Habertürk yazarı Sevilay Yılman bugünkü yazısında, Hazine ve Maliye Bakanı Nureddin Nebati ile yaptığı görüşmeyi yazdı.
Nebati, Yılman’ın Çin modeli sorusuna “Bizim modelimiz Çin Modeli, Güney Kore modeli filan değil. Bu, Türkiye modeli. Çin kendi modeliyle var olabilir ama bizim modelimiz farklı” diye yanıt verdi.
“Faiz arttırmamaya kesin kararlıyız” diyen Nebati, Merkez Bankası’nın kura müdahalelerinin yeni ekonomik modele uygun olup olmadığı sorusu üzerine de “Tabii… Çünkü dışarıdan herhangi bir saldırı yok! Çok net olarak söylüyorum. İçeride birkaç manipülatif, spekülatif işlemler var. Merkez Bankası da onların bu hamlelerine karşı hamle yapıyor” yanıtını verdi.
“Erdoğan’a rağmen asla bir şey yapmam”
Despotik bir yönetim anlayışı olmadığını söyleyen Nebati, “Demokratik ve serbest piyasaya inanan bir kişiyim” dedi.
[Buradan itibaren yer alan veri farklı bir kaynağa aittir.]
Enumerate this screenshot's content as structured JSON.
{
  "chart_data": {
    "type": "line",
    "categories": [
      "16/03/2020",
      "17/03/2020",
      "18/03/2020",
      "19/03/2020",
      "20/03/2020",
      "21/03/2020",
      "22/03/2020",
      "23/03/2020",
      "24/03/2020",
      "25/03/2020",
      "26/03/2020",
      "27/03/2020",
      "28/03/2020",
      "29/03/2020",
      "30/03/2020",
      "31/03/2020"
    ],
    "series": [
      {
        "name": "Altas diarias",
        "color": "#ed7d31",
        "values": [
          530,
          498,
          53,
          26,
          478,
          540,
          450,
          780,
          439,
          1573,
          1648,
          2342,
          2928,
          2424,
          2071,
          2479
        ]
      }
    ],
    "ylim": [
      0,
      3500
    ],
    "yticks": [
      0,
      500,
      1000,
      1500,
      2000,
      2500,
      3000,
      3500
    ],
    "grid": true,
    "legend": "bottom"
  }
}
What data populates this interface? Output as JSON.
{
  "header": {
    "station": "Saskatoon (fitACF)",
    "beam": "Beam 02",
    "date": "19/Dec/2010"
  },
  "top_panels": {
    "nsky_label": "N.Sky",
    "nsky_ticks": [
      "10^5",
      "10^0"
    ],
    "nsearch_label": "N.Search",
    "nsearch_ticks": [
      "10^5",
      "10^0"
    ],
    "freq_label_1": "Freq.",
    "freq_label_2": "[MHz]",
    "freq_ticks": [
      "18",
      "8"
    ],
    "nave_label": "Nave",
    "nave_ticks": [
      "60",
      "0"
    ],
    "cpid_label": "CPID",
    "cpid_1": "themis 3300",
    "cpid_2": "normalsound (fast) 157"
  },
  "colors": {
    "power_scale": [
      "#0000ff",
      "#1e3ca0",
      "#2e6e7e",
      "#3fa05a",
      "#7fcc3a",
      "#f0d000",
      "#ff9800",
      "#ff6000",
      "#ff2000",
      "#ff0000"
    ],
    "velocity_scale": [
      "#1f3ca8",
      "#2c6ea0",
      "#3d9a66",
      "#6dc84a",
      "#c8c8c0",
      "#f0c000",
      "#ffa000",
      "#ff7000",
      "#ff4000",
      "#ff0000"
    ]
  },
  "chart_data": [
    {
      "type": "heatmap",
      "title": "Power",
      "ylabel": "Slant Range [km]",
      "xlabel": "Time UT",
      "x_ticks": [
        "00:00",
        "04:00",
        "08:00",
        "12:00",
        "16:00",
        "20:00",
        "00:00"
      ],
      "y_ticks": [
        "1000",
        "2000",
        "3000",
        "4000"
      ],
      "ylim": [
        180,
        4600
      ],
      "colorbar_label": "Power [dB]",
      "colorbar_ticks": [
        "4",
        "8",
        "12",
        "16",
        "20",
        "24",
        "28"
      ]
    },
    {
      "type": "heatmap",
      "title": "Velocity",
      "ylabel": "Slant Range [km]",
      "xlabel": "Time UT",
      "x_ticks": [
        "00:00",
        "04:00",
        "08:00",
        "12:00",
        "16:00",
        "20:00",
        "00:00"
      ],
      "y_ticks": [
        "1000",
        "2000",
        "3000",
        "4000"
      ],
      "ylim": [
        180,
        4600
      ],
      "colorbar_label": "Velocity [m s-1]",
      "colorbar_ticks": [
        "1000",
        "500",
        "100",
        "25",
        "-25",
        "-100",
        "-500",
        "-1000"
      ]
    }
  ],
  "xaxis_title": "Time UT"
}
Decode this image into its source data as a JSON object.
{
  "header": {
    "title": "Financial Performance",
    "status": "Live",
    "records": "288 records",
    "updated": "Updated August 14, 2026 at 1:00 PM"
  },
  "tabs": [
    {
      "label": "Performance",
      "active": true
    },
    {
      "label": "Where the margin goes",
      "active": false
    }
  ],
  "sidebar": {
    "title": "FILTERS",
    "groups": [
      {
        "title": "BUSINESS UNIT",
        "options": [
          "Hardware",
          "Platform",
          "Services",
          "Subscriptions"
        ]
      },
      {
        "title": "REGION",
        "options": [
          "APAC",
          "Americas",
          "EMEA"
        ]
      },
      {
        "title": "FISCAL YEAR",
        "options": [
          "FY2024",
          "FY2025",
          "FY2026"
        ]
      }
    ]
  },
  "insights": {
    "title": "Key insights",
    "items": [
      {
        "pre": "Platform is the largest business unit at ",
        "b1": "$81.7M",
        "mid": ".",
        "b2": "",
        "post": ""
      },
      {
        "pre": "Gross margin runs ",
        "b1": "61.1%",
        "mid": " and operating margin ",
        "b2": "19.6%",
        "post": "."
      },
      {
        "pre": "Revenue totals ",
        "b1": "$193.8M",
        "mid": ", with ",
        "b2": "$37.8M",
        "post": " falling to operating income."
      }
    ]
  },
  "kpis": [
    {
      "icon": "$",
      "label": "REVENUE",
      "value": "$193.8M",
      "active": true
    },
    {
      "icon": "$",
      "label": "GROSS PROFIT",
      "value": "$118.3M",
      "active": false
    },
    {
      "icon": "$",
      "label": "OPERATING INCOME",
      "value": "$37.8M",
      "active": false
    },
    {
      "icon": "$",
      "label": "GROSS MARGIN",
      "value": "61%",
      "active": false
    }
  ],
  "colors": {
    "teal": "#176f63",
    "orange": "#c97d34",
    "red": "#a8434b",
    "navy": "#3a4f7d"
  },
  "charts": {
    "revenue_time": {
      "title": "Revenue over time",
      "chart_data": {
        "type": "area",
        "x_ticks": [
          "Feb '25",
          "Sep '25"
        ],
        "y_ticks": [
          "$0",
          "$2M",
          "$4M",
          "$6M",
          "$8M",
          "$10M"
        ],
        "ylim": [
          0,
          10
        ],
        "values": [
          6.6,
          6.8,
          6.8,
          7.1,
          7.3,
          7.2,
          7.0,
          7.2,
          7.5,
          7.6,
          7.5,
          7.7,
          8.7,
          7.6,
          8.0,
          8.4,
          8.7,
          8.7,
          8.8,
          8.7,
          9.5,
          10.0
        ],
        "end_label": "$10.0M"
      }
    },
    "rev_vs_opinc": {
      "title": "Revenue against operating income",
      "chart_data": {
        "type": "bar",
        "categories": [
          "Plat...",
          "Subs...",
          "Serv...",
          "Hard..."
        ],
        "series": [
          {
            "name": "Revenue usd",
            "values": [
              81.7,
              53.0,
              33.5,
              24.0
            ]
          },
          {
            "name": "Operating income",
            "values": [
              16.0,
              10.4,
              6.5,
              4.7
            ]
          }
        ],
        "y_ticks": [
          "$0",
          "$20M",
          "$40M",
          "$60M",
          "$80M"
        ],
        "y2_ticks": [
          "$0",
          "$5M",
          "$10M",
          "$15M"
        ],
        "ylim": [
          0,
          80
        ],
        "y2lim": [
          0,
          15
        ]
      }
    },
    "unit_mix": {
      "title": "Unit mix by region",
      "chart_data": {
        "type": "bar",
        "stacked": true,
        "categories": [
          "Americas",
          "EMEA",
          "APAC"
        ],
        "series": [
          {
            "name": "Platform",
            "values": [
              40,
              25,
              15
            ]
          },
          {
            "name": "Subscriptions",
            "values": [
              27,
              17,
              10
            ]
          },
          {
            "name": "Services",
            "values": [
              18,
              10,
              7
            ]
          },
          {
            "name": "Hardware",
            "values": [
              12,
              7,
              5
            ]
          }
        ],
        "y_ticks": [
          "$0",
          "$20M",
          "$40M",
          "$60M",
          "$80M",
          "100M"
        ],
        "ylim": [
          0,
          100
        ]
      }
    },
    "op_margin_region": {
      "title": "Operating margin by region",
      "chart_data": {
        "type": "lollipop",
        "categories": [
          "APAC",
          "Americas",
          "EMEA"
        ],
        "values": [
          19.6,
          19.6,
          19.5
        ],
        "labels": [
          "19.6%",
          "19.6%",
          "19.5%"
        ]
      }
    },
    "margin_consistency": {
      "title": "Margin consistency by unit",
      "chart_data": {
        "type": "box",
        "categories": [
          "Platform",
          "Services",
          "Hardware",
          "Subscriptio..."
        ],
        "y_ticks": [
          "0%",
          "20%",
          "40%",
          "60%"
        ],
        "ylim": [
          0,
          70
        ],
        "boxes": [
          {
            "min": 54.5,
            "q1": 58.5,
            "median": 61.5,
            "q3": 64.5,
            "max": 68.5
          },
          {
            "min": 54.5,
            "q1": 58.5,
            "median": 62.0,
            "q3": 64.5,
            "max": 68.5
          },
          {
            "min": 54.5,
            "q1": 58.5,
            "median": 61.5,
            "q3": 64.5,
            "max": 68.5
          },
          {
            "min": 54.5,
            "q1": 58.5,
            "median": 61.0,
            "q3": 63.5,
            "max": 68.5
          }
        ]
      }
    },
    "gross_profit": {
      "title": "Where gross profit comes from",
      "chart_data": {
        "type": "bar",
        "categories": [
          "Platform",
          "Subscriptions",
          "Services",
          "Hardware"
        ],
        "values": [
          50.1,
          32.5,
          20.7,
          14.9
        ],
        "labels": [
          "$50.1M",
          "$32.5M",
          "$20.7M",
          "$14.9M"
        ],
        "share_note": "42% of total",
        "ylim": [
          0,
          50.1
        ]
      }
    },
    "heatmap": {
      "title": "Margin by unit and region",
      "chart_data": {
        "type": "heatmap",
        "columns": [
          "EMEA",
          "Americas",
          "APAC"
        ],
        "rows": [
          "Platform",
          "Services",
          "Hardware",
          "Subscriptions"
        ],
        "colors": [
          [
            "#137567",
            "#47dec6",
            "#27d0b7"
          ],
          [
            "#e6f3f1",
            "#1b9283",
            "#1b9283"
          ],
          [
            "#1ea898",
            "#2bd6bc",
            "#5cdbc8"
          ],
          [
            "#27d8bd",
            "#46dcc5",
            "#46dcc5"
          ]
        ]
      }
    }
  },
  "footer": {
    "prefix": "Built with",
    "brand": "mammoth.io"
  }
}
Bakan, Cumhurbaşkanı Erdoğan için “Liderimize bağlıyız. Tayyip Erdoğan’a rağmen asla bir şey yapmam! Bunu da net söylüyorum. Herkes bilsin” diye konuştu.
“Cumhurbaşkanı Erdoğan’ın TÜSİAD’la ilgili yorumlarına katılıyor musunuz” sorusuna “O ifadeler, yorumlar Sayın Cumhurbaşkanımızın kendisinindir. O benim liderim. Ama benim tarzımı, düşüncelerimi, tutumumu, olaylara karşı bakış açımı herkes bilir” diye karşılık verdi.
Ekonomideki sorunları için “bize güvendiğiniz anda bu iş çözülür” diyen Nebati, modelin tutmaması durumunda üzüleceğini anlattı:
“Çünkü ya kahramanı olacağım çocuklarımın. Ya da boynu bükük bir şekilde eve döneceğim ve onların da boynunu bükmüş olacağım. Boynum bükülürse işçilerin artık mutlu olmadığını, patronların benden nefret ettiğini, Türkiye’ye zarar verdiğimi düşünür, üzülürüm.”
Nebati kendilerine inanmayanlara şöyle seslendi:
“Sen maaş alıyorsun. En fazla neyini kaybedersin? Enflasyonun altında ezilirsin. Ama ben bütün varlığımı kaybederim bu iş düzelmezse eğer. 1000 çalışanımız var. 1000 kişiyle beraber bütün varlığımı kaybederim. Ben babadan görme bir insanım. Babamın bana bıraktıklarını kaybederim. Ben bunu göze alır mıyım Sevilay Hanım? Bu işi ya düzelecek ya düzelecek! Yeter ki bize güvenilsin, inanılsın!”